With a photo of a red-headed Julia Roberts wearing a pinstriped suit on his mood board, Tod’s creative director Walter Chiapponi said that he was thinking of a tomboy — “but not grunge” — for his fall collection. “We must return to the rigor of constructions,” he said ahead of the show, which was once again held at Milan’s Pirelli Hangar Bicocca.
That may be, and the designer did present several masculine suits; beautiful floor-grazing, oversize and structured coats with leather-covered buttons; a peacoat with an hourglass silhouette, and severe one-button jackets with prominent shoulders and without lapels.
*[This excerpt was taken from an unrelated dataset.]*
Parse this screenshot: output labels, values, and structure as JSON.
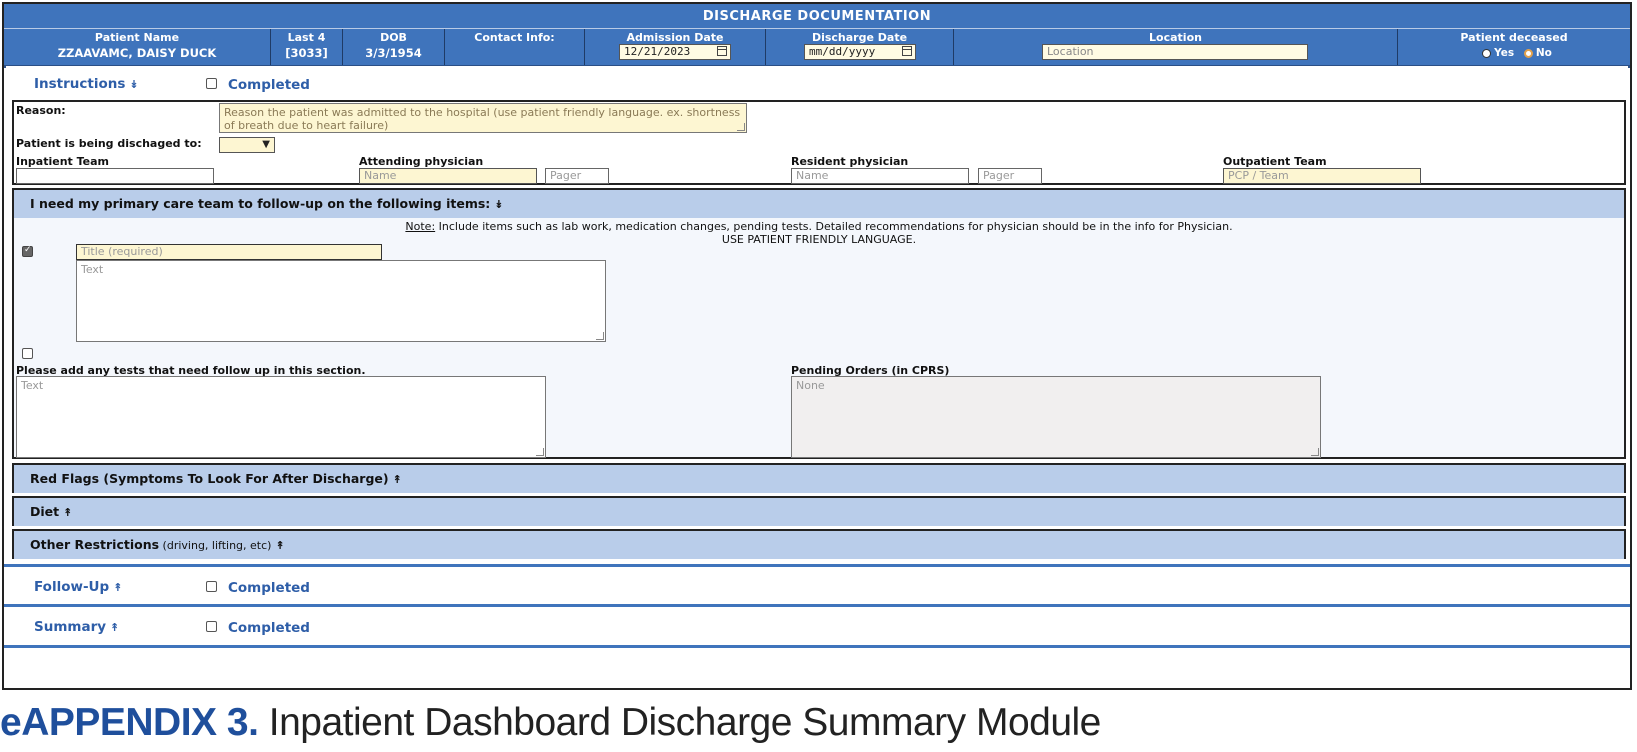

However, there were also some feminine dresses in silk, draped and ruched at the waist or on the breasts, and pantsuits embroidered with crystals.
In fact, Chiapponi admitted the collection hybridized feminine and masculine elements and swung from either super short to super long. Across the board, it was sophisticated and sleek.
The super short skirts allowed Chiapponi’s take on Tod’s core shoes category to stand out, such as the pebble soled ballerinas with leather laces at the ankle, or the new platform pump with furry vamps in shearling whose shape had a ’40s vibe. The bags were structured and small, reminiscent of the camera cases of yore.
The color palette ranged from warm tones of camel and cream to brown, which sometimes tangled with the arresting, post-apocalyptic towers of the permanent installation “The Seven Heavenly Palaces 2004-2015” by Anselm Kiefer, ending with monochromatic black and white.
The lack of decorations and prints contributed to the “almost algid,” essential image the designer said he wanted to convey. However, he underscored sensual touches contrasted with the minimalism of the designs, as in the long leather trench that would have been perfect for 1967’s “Belle de Jour,” the film Chiapponi again cited as a key influence in his fashion.